1. Practice Stillness and Meditation
Spending New Year’s Eve in prayer or meditation can do more for you in the short and the long run than a night of partying. You can do this at home, a church, temple or, weather permitting, outside in nature. Practicing stillness and meditation is a simple but powerful way to start the year.
2. Host a Spiritual New Year’s Eve Get-Together
Invite spiritually minded friends to celebrate New Year’s Eve with you. You can eat, talk and meditate or pray. Ask your guests to bring old magazines and boards to create vision boards for the New Year.
3. Focus on Gratitude
We spend so much time thinking about what we want that we fail to appreciate what we have. Take time on New Year’s Eve to make a gratitude list. Maybe you’re blessed with a loyal spouse or a supportive boss. Unless you’re homeless, you have shelter, water, appliances and clothes that keep you warm in the winter. You’ll find yourself writing way past midnight.


4. Act Kindly
Perform one small act of kindness. Mow your elderly neighbor’s lawn. Bring lunch for a co-worker who is struggling. Babysit for a single mom who needs a day off. Visit someone at the hospital. Decide to be kind to someone every day of the upcoming year. You may be helping others, but it will change your life.
5. Leave Something Behind
Many of us concentrate on attaining things while neglecting to get rid of things that we don’t need or that we’re better off not having. Identify the things, behaviors, people, places and attitudes that make you feel stuck and resolve to leave them behind in the New Year.
6. Clear Out the Old Energy
People in some parts of world throw out old clothes, furniture and other objects on New Year’s Eve to release the old from their lives and make room for the new. It’s the perfect day to open the windows, burn some incense and get rid of stuff.
7. Forgive Someone
The offense could be something recent, like a betrayal, or an old grudge you’ve been holding on for years or decades. Whatever it is, as the countdown to midnight begins on New Year’s Eve, focus intently on forgiving that person (or persons) for good. Ask your higher power to help you do this.

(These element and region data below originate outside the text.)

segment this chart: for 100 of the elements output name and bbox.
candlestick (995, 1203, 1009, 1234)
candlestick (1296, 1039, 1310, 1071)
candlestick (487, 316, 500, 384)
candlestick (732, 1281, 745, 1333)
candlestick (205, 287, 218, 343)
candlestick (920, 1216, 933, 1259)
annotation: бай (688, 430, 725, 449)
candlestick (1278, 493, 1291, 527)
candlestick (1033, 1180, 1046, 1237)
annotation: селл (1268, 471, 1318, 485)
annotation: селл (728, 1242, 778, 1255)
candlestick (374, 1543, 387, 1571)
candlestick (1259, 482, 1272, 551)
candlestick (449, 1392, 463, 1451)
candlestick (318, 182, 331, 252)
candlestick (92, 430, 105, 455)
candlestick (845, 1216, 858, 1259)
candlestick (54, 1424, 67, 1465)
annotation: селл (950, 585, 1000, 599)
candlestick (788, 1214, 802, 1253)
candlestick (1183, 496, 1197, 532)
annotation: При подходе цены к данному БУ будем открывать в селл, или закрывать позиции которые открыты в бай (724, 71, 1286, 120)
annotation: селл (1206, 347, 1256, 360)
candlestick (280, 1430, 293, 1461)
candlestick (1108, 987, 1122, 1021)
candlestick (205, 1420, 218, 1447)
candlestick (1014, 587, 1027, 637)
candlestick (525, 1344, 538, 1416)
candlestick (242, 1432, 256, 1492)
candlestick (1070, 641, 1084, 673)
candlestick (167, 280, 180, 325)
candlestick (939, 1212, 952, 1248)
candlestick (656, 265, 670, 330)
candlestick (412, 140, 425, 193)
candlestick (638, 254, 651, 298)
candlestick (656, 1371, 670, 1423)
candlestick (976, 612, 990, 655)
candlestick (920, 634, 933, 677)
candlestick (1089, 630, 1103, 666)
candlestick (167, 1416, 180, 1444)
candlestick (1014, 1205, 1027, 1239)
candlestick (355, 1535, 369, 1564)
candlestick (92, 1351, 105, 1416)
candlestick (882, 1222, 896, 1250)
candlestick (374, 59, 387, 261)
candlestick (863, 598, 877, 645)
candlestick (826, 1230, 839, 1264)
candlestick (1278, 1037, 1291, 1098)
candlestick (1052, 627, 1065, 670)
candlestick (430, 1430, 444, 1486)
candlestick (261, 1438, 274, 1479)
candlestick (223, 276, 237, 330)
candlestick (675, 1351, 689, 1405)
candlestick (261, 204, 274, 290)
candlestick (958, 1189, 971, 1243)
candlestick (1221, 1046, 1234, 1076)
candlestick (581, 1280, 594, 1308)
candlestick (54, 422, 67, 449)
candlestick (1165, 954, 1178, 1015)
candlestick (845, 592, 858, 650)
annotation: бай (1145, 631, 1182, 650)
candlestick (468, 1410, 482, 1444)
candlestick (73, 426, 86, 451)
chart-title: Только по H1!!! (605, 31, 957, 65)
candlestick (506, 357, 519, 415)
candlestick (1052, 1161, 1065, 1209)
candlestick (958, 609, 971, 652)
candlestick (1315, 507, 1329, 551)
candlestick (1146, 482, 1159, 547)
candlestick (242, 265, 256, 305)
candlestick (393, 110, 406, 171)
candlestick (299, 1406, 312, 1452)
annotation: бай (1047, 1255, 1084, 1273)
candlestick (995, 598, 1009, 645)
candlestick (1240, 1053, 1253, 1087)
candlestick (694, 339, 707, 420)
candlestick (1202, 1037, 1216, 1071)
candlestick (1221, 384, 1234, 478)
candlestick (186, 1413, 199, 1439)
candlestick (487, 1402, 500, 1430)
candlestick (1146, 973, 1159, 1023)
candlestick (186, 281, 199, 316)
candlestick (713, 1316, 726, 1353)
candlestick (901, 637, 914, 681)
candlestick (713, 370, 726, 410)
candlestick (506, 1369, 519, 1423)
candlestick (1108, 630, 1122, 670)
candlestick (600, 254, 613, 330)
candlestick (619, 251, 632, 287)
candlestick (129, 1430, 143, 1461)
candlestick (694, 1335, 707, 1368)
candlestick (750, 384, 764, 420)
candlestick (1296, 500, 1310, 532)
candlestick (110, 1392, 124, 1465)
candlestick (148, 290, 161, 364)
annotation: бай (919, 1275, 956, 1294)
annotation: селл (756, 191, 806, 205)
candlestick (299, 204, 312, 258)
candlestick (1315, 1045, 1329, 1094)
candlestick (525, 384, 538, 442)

8. Write a Letter to Yourself
Start a New Year’s Eve tradition of writing a letter to yourself about your struggles and accomplishments. Advise yourself like you would advise a friend who needs your help and support. Save the letter and read it every time you need encouragement.
9. Invite Prosperity Into Your Life
Many cultures throughout the world hold New Year’s Eve traditions meant to ward off bad luck and attract good fortune and prosperity. Some eat round foods meant to represent coins, such as lentils in Italy, to attract wealth. When we struggle financially, a poverty mentality can become a habit and attract more poverty. Say a prayer or write a declaration to formally invite and accept prosperity in your life.
10. Attend a Religious Service
Attend a religious service on New Year’s Eve. Whether it’s a mass or a small candlelit service at a church, temple or sanctuary, a solemn religious ritual can get you in the right mindset for the New Year.
11. Make Joy Resolutions
Make resolutions that give you joy. It can be something as simple as talking daily or weekly walks in a nearby park or sitting quietly in your back porch to read books you love. Maybe you find joy rescuing animals, painting or becoming a pastry chef.


12. Take a Bath and Go to Bed Early
Water plays a key role in many spiritual rituals. In addition to getting rid of dirt, water flushes out negative energy. Take a bath on New Year’s Eve, go to bed early and wake up on New Year’s Day with a clean body and spirit instead of a hangover.